For the next year, the twins battled respiratory syncytial virus and pneumonia on multiple occasions. The Carrier family moved to south Columbia from Lancaster to be closer to mid-Missouri hospitals. Then, in February 1997, Chelsea was placed in the intensive care unit, her body blue and swollen.
“We actually got the call to come to the hospital because she was going to die that day,” Carrier said. “It was so much worse than I even remember, but I guess you kind of block it out. What these girls go through everyday is unreal.”
Today, Chelsea and Lindsay are in fourth grade at Hallsville Elementary School. One of the family’s six nurses always attends class with them.
“We were scared to death that the kids would make fun of them, but they viciously stick up for them,” Cheryl said.
“The kids fight over who gets to sit by the girls at school,” said Tom Andert, an Integrity Health Care nurse who works for the Carriers.
Chelsea and Lindsay have not been in the hospital for two and a half years and are doing well.
Boone County Group Homes and Family Support is an entity created by statute that serves residents of Boone County. It has a nine-member board of directors appointed by the Boone County Commission.
The organization applies for city funding through two programs: Community Development Block Grants and Home. These programs are administered by the city and funded by the Department of Housing and Urban Development. Last year, the city spent $690,000 on the Home program and $1,010,000 on Community Development Block Grants.
In July, the program received a $75,000 grant from Columbia to make individual home modifications to client homes and apartments within the city limit, said Jan Kruse, assistant to the Boone County Group Homes and Family Support executive director.
“The Home program is used for housing rehabilitation, homeownership assistance, tenant-based rental assistance and rental housing production,” said Tom Lata, community development coordinator for the Columbia Planning and Development Department. “It targets low-income people.”
Boone County Group Homes and Family Support received $64,787 in 2002 to renovate an eight-plex in southwest Columbia that houses agency clients.
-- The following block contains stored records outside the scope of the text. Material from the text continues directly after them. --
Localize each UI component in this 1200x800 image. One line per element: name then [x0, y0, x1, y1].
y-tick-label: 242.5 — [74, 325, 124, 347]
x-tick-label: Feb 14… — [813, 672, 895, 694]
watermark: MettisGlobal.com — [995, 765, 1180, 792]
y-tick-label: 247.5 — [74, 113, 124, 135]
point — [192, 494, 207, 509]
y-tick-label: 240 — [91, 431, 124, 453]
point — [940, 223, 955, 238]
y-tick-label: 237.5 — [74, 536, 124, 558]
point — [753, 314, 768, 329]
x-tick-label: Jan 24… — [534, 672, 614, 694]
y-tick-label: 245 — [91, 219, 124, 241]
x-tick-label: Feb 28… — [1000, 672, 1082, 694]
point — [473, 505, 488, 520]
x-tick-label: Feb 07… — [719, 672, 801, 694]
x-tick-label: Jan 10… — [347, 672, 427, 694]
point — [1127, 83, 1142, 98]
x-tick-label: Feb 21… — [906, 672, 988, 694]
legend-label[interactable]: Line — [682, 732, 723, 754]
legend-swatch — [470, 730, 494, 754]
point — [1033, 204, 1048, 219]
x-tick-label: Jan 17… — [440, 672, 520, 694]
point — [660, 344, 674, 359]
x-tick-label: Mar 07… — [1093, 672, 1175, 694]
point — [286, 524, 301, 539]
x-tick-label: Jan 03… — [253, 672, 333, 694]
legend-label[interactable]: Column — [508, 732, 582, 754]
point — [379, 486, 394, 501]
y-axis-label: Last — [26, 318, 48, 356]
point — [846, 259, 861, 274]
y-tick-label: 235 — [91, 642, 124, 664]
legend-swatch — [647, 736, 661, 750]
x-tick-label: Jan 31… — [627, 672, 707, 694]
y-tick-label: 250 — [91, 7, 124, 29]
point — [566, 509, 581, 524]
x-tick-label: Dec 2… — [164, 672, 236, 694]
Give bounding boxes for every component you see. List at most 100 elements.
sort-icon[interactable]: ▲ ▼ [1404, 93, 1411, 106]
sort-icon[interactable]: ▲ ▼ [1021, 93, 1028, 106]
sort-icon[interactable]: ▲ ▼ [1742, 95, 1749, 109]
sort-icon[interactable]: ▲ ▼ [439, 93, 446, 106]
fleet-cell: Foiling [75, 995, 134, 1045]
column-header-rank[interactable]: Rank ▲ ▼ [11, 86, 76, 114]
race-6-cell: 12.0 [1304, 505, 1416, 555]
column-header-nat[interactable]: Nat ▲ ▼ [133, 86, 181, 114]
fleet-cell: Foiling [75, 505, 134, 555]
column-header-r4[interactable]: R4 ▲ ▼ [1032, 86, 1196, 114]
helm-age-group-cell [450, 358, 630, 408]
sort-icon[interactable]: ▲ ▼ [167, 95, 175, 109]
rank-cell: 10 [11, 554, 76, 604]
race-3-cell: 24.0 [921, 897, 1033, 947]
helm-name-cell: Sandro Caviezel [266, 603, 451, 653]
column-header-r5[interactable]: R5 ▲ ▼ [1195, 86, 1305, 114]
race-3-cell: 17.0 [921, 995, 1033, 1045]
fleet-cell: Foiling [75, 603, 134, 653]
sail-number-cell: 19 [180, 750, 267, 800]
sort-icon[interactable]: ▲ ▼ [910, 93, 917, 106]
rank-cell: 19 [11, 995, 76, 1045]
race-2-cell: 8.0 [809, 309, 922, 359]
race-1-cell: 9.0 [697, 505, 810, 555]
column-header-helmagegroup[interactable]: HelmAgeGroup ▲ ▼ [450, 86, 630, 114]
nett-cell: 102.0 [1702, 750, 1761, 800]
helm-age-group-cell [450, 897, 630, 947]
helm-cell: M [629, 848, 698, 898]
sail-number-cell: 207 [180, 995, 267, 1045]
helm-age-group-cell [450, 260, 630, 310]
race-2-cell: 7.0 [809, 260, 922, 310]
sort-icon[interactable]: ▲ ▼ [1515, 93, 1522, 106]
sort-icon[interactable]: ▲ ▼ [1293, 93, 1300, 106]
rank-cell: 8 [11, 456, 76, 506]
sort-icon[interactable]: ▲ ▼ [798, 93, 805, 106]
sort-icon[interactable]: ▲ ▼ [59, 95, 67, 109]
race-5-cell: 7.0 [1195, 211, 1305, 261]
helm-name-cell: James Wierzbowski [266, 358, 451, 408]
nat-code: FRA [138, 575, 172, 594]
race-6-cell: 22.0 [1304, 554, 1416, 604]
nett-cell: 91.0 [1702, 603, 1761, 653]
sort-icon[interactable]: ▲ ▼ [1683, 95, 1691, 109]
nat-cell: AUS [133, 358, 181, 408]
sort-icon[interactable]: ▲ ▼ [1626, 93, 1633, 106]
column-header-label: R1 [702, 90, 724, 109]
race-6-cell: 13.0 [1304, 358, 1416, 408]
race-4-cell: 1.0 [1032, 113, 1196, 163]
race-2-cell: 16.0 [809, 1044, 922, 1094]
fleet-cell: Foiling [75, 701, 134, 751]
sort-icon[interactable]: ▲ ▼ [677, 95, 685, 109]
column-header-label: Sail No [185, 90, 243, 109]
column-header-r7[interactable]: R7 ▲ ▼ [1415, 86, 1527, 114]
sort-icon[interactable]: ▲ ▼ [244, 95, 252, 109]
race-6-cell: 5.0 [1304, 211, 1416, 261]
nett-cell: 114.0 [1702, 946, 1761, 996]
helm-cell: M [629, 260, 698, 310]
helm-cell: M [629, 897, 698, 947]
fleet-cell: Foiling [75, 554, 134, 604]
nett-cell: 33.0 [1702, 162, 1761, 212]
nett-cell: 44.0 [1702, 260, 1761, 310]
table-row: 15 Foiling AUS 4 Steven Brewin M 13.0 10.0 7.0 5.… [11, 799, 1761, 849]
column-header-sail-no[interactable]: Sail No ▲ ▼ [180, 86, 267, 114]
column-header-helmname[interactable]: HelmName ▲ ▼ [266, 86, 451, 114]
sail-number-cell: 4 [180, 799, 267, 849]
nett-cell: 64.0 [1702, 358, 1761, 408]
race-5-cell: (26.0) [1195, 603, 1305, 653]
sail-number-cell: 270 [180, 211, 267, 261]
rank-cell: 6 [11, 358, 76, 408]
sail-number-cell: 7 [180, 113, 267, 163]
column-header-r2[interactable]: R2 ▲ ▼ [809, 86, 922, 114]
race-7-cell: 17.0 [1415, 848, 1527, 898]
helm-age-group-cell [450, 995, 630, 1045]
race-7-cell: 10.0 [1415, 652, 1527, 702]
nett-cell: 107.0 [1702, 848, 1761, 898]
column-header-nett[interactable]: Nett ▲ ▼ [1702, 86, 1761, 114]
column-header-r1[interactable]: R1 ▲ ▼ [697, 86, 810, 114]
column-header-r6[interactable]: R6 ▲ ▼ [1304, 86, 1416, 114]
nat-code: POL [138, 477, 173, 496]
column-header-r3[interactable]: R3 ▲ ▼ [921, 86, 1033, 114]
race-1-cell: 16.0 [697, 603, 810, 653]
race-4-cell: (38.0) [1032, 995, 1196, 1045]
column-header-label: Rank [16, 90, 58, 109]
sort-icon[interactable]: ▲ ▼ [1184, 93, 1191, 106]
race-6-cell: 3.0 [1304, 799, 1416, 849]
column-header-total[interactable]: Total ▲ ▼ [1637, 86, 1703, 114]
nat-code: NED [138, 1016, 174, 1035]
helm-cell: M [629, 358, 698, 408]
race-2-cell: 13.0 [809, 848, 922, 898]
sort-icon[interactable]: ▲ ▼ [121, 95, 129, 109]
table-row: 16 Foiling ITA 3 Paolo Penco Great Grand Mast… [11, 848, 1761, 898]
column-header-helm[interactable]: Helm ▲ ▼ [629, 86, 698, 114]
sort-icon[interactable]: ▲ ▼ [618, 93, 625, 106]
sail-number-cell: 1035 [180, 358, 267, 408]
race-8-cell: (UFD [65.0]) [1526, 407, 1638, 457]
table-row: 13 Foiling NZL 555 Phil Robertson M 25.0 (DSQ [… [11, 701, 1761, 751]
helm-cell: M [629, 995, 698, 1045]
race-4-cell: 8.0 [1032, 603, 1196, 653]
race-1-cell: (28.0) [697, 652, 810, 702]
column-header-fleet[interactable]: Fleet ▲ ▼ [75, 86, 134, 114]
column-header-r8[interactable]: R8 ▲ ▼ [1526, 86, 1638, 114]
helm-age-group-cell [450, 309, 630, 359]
After completing these modifications, they received another $100,000 in Home program funding in 2003 to improve and modify additional apartments. This construction is still underway.
The organization is currently using community development block grants totaling $40,000 to make individual home modifications and repairs. Next year, Boone County Group Homes and Family Support will receive another $25,000 block grant for the project, as well as the $75,000 Home program grant approved by the Columbia City Council in July.
In addition to financial assistance, Boone County Group Homes and Family Support offers services such as respite care, transportation and a number of therapies. Some of these services are contracted out by the group to other organizations and providers.
“Each person or family sits down with a caseworker to decide what should be done to improve life and functioning,” Kruse said.
Home repairs and modifications include anything from roof and plumbing work to wheel chair accessibility improvements.
“One of the difficulties of the program is looking for lead-based paint,” Kruse said. “If the house was built before 1978, the lead issue must be addressed and, if lead is found, could double the cost of modifying the home.”
Programs similar to the Boone County program helping the twins exist in about 80 of 114 Missouri counties, Kruse said.
It has 46 residents living in Columbia apartments, most of whom are older or just out of school. Others in the program live independently or with a family member or friend. Some have 24-hour protective oversight, or constant care, while others receive service as needed such as help with training for a job, packing a lunch or monitoring expenses.
With help from Boone County Group Homes and Family Support and programs like it, the Carrier family has learned to deal with the twins’ disorder.
“It’s an awesome organization; they’re extremely helpful,” Carrier said. “Our daily lives are much better off because of them.”